I encountered this passage for the first time years ago, and since then I’ve been using it as a reminder whenever I start feeling too possessive about my “stuff.” Even the verse from Malachi, the Old Testament’s last book, offers motivation for our giving. After reading the directive to give, we’re informed God has made an unusual promise. “’Test me in this,’ says the Lord Almighty, ‘ and see if I will not throw open the floodgates of heaven and pour out so much blessing that you will not have enough room for it.’”
Perhaps, in the midst of this “season of giving,” it’s a good time for a refresher. We fret over getting the “right” gifts for friends and family. Sometimes this leads to great stress, shifting our focus off the real spirit of Christmas. And when charitable causes bombard us with appeals for year-end giving, we can feel frustrated, even overwhelmed. If our hearts are right, however, that doesn’t need to be the case.
Two New Testament passages have helped me a lot in this regard. In Luke 6:38, Jesus spoke of the generosity of God: “Give, and it will be given to you. A good measure, pressed down, shaken together and running over, will be poured into your lap. For with the measure you use, it will be measured to you.”
For me that means, if we’re stingy in our own giving, we shouldn’t expect God to be lavish in His giving to us. But on the other hand, our generosity will never approach the Lord’s generosity. I’ve heard many people say, not only from conviction but also from experience, “You can’t out-give God.”
The other passage is 2 Corinthians 9:6-7, which declares, “Remember this: Whoever sows sparingly will also reap sparingly, and whoever sows generously will also reap generously. Each man should give what he has decided in his heart to give, not reluctantly or under compulsion, for the Lord loves a cheerful giver.” Some translate that last phrase as “a hilarious giver.” Have you ever given hilariously?

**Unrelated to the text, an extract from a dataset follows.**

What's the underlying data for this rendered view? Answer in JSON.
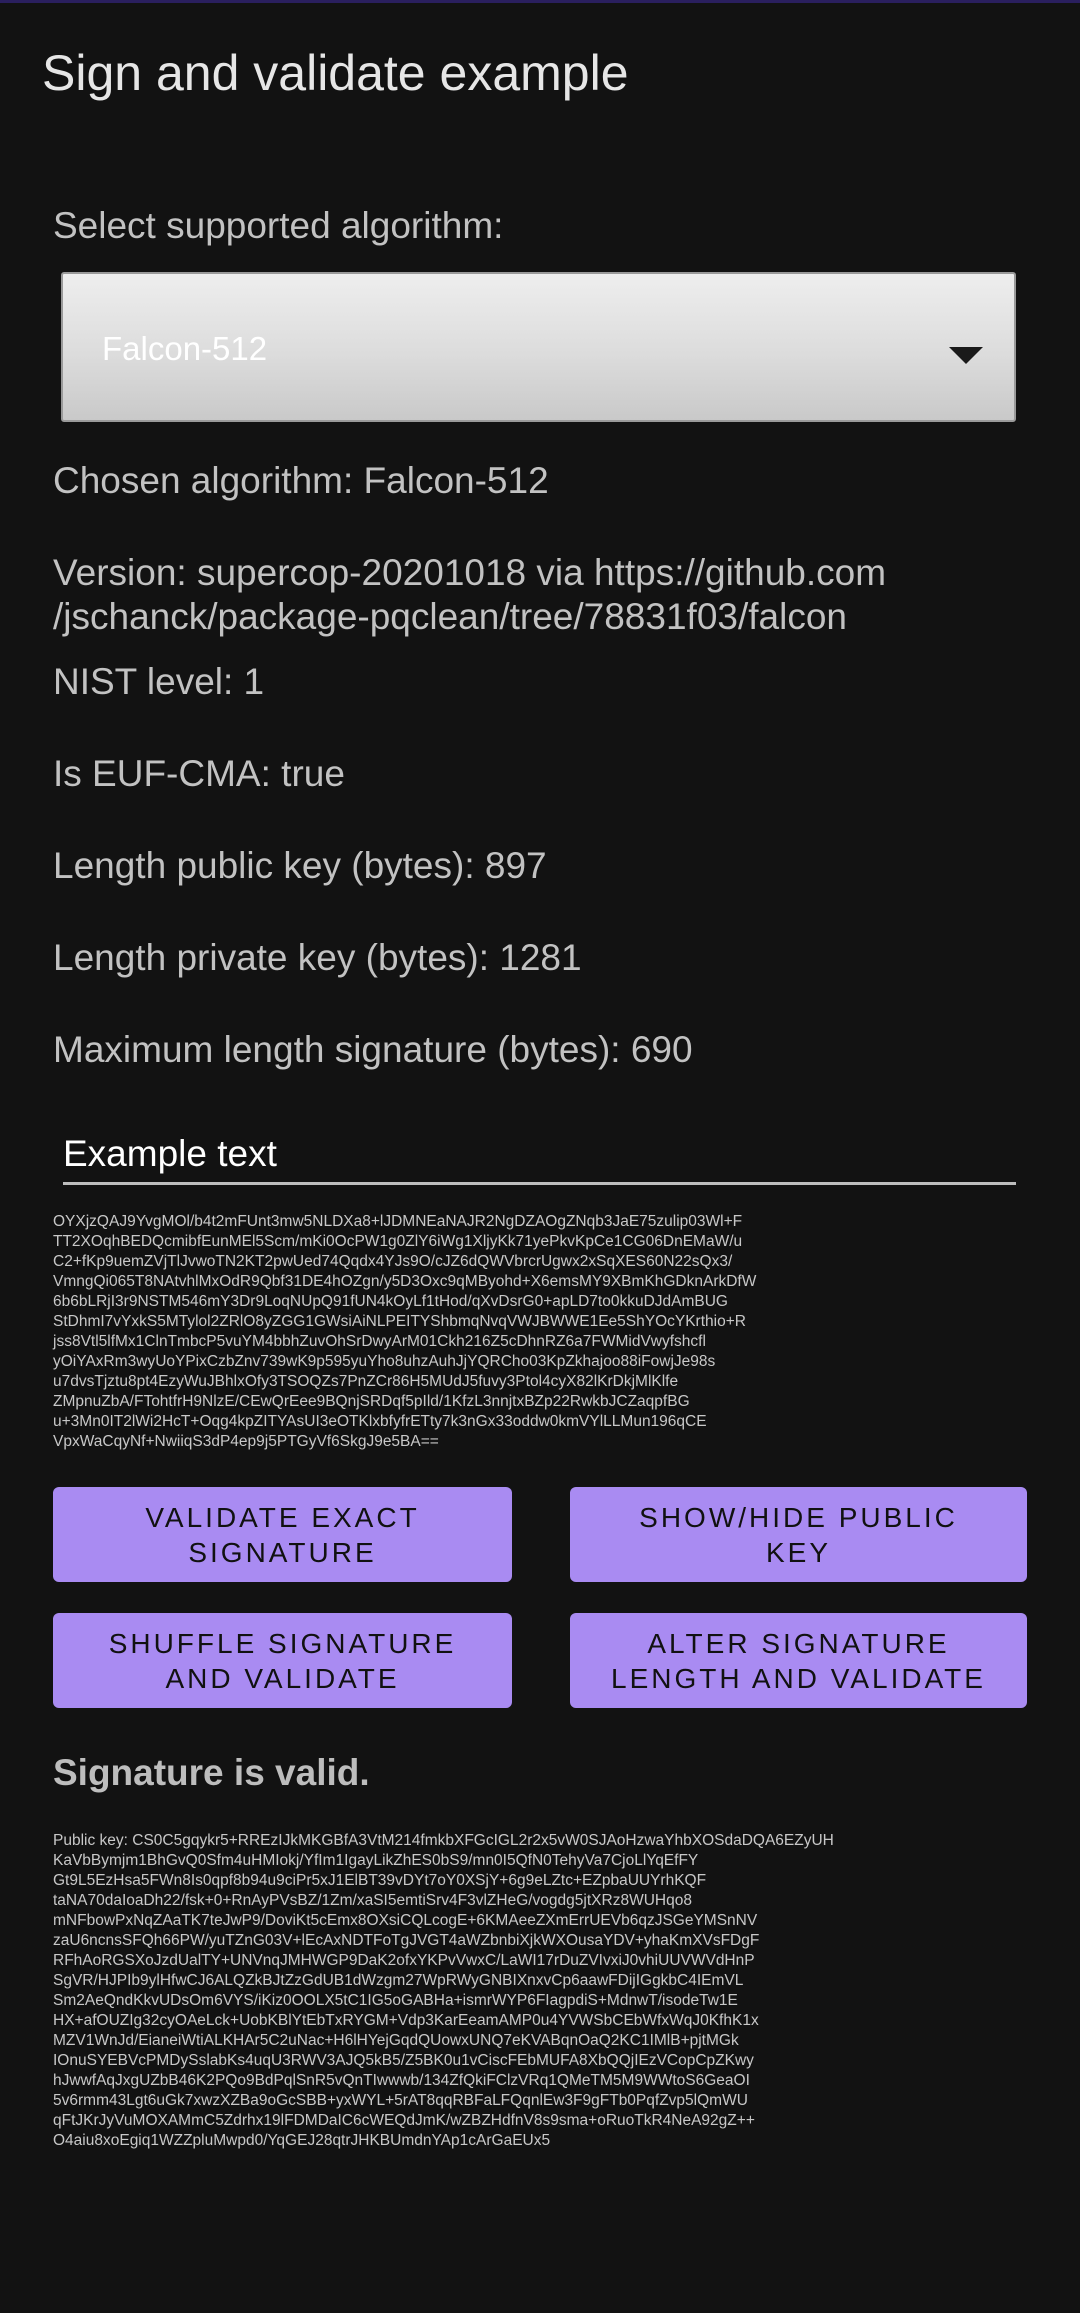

During the Christmas season, we think of the Christ Child, God incarnate. Deity invading the physical world, to serve as an example, teacher, miracle worker, atoning sacrifice, and redeemer. He offers the gift of a new, eternal life to any and all who will receive it. Without question He’s a cheerful, even hilarious giver. If we’re to “follow in His steps,” as 1 Peter 2:21 says, can we be any less?